The fact that we divide our church experience by race is wrong. All the reasons we give to excuse or rationalize or justify do not work. Here’s what I’ve noticed. If I go to a white church person and say something like, “Hey, what are your thoughts about diversity? How do you think that can happen here?” I get a response that sounds like this: “I know. I know! We are working on it. We really want to serve everyone. We want to see black people join us in our ministry here. We can’t figure out why more of them aren’t coming to us.”
If I go to a black church person and say the same thing, “Hey, what are your thoughts about diversity? How do you think that can happen here?” I get a response that sounds like this: “White people are welcome here! We would never turn anyone away. If they want to come here, we will welcome them with open arms.”
And then, everyone goes right back to their black or white church. It’s more than a little bit frustrating. So, I’ve stopped asking those kinds of questions. Now my questions sound more like this: “How come we can send missionaries to Africa, bloggers to Haiti, and youth groups to soup kitchens, but we can’t get white people and black people to worship in each other’s churches, right down the street or around the corner?”
From what I can tell based on the responses I get, no one is going to come. At least not the way we think it up in our heads. Droves of white people are not going to give up their praise bands and twenty-minute sermons to invest in two hours of gospel music and an hour-long message. Likewise, droves of black people are not going to give up the celebration of African-American culture and Black Liberation theology to invest in a culture with people in decision-making roles who do not look like them.
So, what do we do? We go.
We build a bridge.
We sacrifice something.
Honestly? (I’m speaking generally, here. There is no way I can speak for all black people.) Black people are tired of sacrificing things. We feel as if we’ve given enough, thank you very much. We are perfectly content to wait for white people to step across the line and make the first move toward reconciliation. As we see it, it’s long overdue. So, it makes me squirm to say we need to do it, anyway. We need to take a deep breath and go to the conferences and the retreats and the churches where we are most likely going to be the only person of color in the room. And, when we go there, we need to say, with grace, “Hey, how come I’m the only one here?”
White people, you need to go there, too. If I look at your blog roll or your list of retreat speakers or your list of keynotes at your conference and I see maybe one or two people of color in a sea of white faces, it makes me wonder, “They don’t know any black people? Do they even want me there?” Then, when you do invite us, it needs to be more than just trying to make the web site more colorful. It needs to be based on a real or desired relationship.

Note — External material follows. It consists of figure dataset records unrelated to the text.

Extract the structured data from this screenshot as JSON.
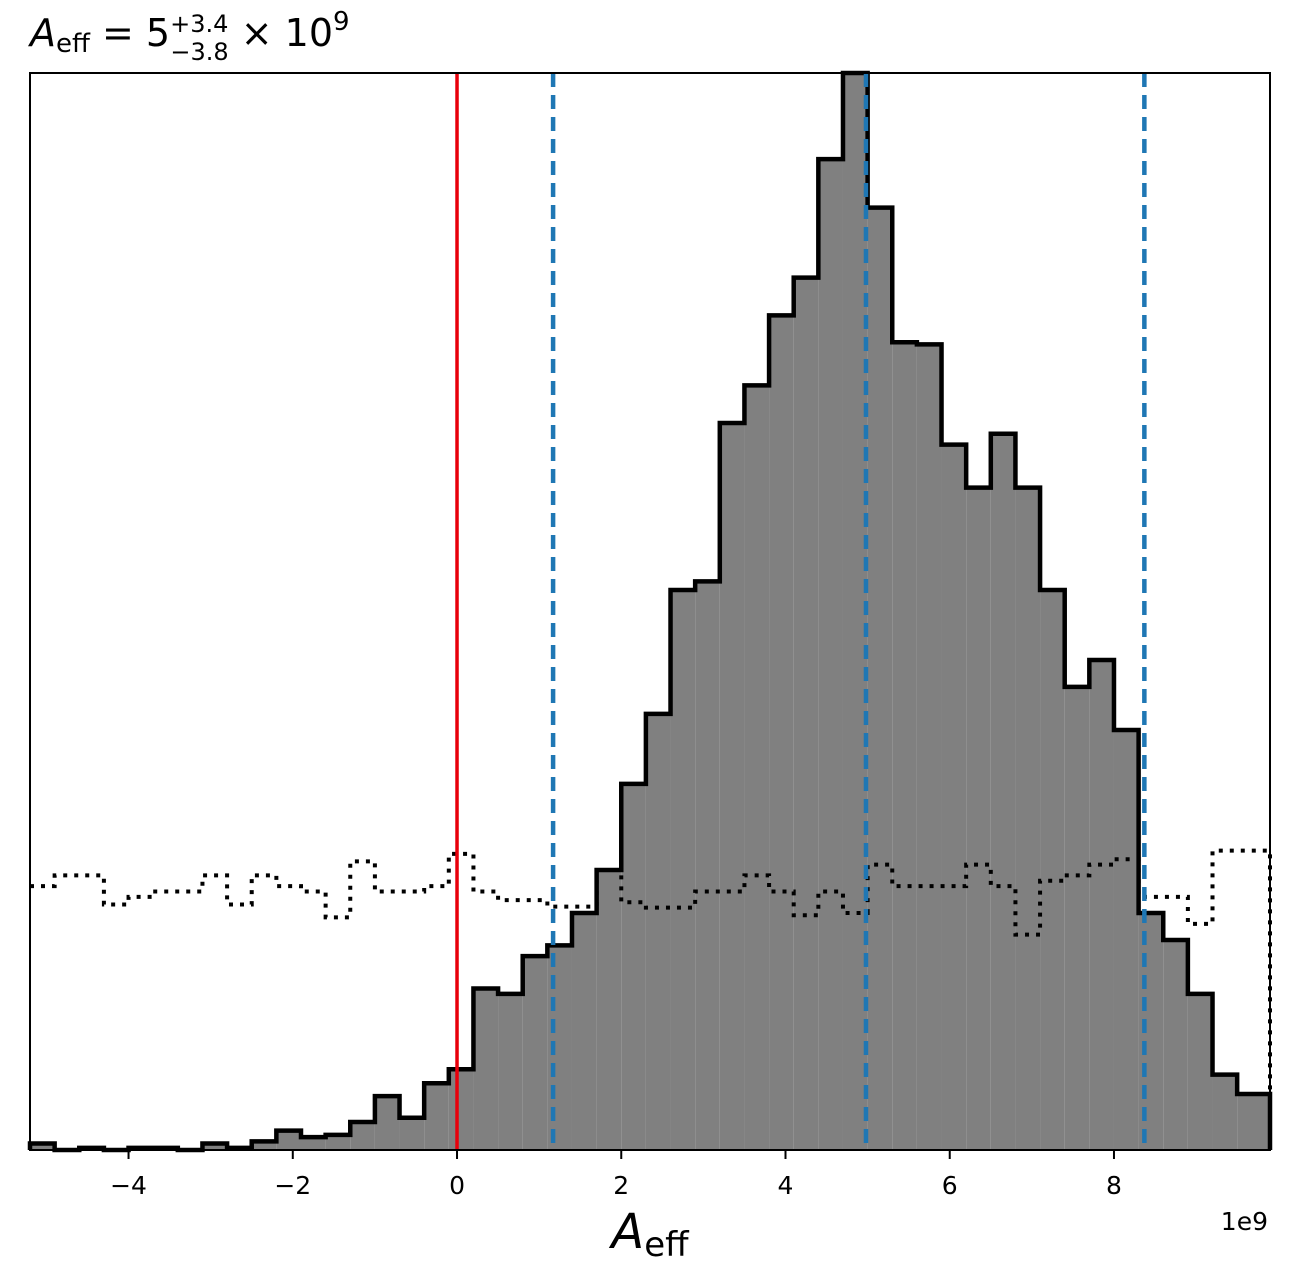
{
  "chart_data": {
    "type": "histogram",
    "title": {
      "symbol": "A",
      "symbol_sub": "eff",
      "eq": " = 5",
      "sup": "+3.4",
      "sub": "−3.8",
      "times": " × 10",
      "exp": "9"
    },
    "xlabel": {
      "symbol": "A",
      "sub": "eff"
    },
    "x_offset_label": "1e9",
    "xlim": [
      -5.2,
      9.9
    ],
    "ylim": [
      0,
      1.0
    ],
    "x_unit_scale": 1000000000.0,
    "xticks": [
      -4,
      -2,
      0,
      2,
      4,
      6,
      8
    ],
    "xtick_labels": [
      "−4",
      "−2",
      "0",
      "2",
      "4",
      "6",
      "8"
    ],
    "bin_edges": [
      -5.2,
      -4.9,
      -4.6,
      -4.3,
      -4.0,
      -3.7,
      -3.4,
      -3.1,
      -2.8,
      -2.5,
      -2.2,
      -1.9,
      -1.6,
      -1.3,
      -1.0,
      -0.7,
      -0.4,
      -0.1,
      0.2,
      0.5,
      0.8,
      1.1,
      1.4,
      1.7,
      2.0,
      2.3,
      2.6,
      2.9,
      3.2,
      3.5,
      3.8,
      4.1,
      4.4,
      4.7,
      5.0,
      5.3,
      5.6,
      5.9,
      6.2,
      6.5,
      6.8,
      7.1,
      7.4,
      7.7,
      8.0,
      8.3,
      8.6,
      8.9,
      9.2,
      9.5,
      9.9
    ],
    "posterior_counts": [
      0.006,
      0.0,
      0.002,
      0.0,
      0.002,
      0.002,
      0.0,
      0.006,
      0.002,
      0.008,
      0.018,
      0.012,
      0.014,
      0.026,
      0.05,
      0.03,
      0.062,
      0.075,
      0.15,
      0.145,
      0.18,
      0.19,
      0.22,
      0.26,
      0.34,
      0.405,
      0.52,
      0.528,
      0.675,
      0.71,
      0.775,
      0.81,
      0.92,
      1.0,
      0.875,
      0.75,
      0.748,
      0.655,
      0.615,
      0.665,
      0.615,
      0.52,
      0.43,
      0.455,
      0.39,
      0.22,
      0.195,
      0.145,
      0.07,
      0.052
    ],
    "prior_counts": [
      0.245,
      0.255,
      0.255,
      0.228,
      0.235,
      0.24,
      0.24,
      0.255,
      0.228,
      0.255,
      0.245,
      0.24,
      0.216,
      0.268,
      0.24,
      0.24,
      0.245,
      0.275,
      0.24,
      0.232,
      0.232,
      0.226,
      0.226,
      0.26,
      0.23,
      0.225,
      0.225,
      0.24,
      0.24,
      0.255,
      0.24,
      0.218,
      0.24,
      0.22,
      0.265,
      0.245,
      0.245,
      0.245,
      0.265,
      0.245,
      0.2,
      0.25,
      0.255,
      0.265,
      0.27,
      0.235,
      0.235,
      0.21,
      0.278,
      0.278
    ],
    "vlines": [
      {
        "x": 0.0,
        "color": "#e8000b",
        "style": "solid"
      },
      {
        "x": 1.17,
        "color": "#1f77b4",
        "style": "dashed"
      },
      {
        "x": 4.98,
        "color": "#1f77b4",
        "style": "dashed"
      },
      {
        "x": 8.37,
        "color": "#1f77b4",
        "style": "dashed"
      }
    ],
    "fill_color": "#808080",
    "edge_color": "#000000",
    "prior_style": "dotted"
  }
}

And we all know relationships are messy. Good Lord, we do know that!
“So what about you, Deidra?” I can hear you asking. “Your retreat was mostly white people. And the people who comment here are mostly white. So, what about that?” I ask those very same questions. Believe me. And if I ever get the courage to write that other post, I’ll share some more about that. The best way I can put it here, without having to muster up too much courage, is to say I believe this is my calling. I believe God has given me a unique set of life experiences which have shaped my world view and compel me to invite people into this conversation. And, for some strange reason, God has given me a little bit of credibility among some white people. That is no small task, let me tell you, and to me, it is clearly something God did.

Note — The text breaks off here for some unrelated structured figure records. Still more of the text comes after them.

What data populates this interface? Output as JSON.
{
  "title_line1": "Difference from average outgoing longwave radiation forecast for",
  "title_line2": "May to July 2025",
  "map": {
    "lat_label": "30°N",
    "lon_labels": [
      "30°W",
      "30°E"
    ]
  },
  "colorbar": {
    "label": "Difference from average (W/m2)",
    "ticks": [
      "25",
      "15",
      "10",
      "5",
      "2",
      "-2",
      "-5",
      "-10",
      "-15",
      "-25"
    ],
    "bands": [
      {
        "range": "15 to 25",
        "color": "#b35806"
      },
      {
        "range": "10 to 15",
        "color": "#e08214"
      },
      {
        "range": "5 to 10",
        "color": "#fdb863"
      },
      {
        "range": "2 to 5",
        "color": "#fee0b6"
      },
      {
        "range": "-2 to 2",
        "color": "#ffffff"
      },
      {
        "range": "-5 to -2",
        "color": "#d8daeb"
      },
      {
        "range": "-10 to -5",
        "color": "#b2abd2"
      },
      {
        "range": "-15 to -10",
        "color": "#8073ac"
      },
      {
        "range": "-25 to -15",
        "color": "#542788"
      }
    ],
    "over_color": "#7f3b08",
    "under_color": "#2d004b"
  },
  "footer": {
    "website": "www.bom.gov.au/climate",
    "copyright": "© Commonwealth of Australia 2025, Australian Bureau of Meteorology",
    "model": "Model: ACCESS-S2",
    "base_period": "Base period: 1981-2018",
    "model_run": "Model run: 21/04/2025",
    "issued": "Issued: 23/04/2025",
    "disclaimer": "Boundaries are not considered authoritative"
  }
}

It probably ruffles a few feathers. I get that. Maybe I’ll write that other post someday.
Here in America, we are inundated with choices. We can pretty much have whatever we want, and we can withhold stuff, too. I’m not trying to be political. I’m just telling you what I know. What if there were only one church in your town or your city? What if church was outlawed in America? Then what? How, exactly, would that play out here in the land of the free and home of the brave? What if entertaining the thought of having two or three people get together to read the bible might result in imprisonment, torture, or death? Then what? Would I be looking for two or three black people to worship with, or would I simply be looking for someone — anyone — who had the Words of Life to share?
“But that’s not how it is, here,” you say. And so I have to ask, how is it here? What are we doing? When we hold so tightly to the way we like things to be, what in the world are we doing?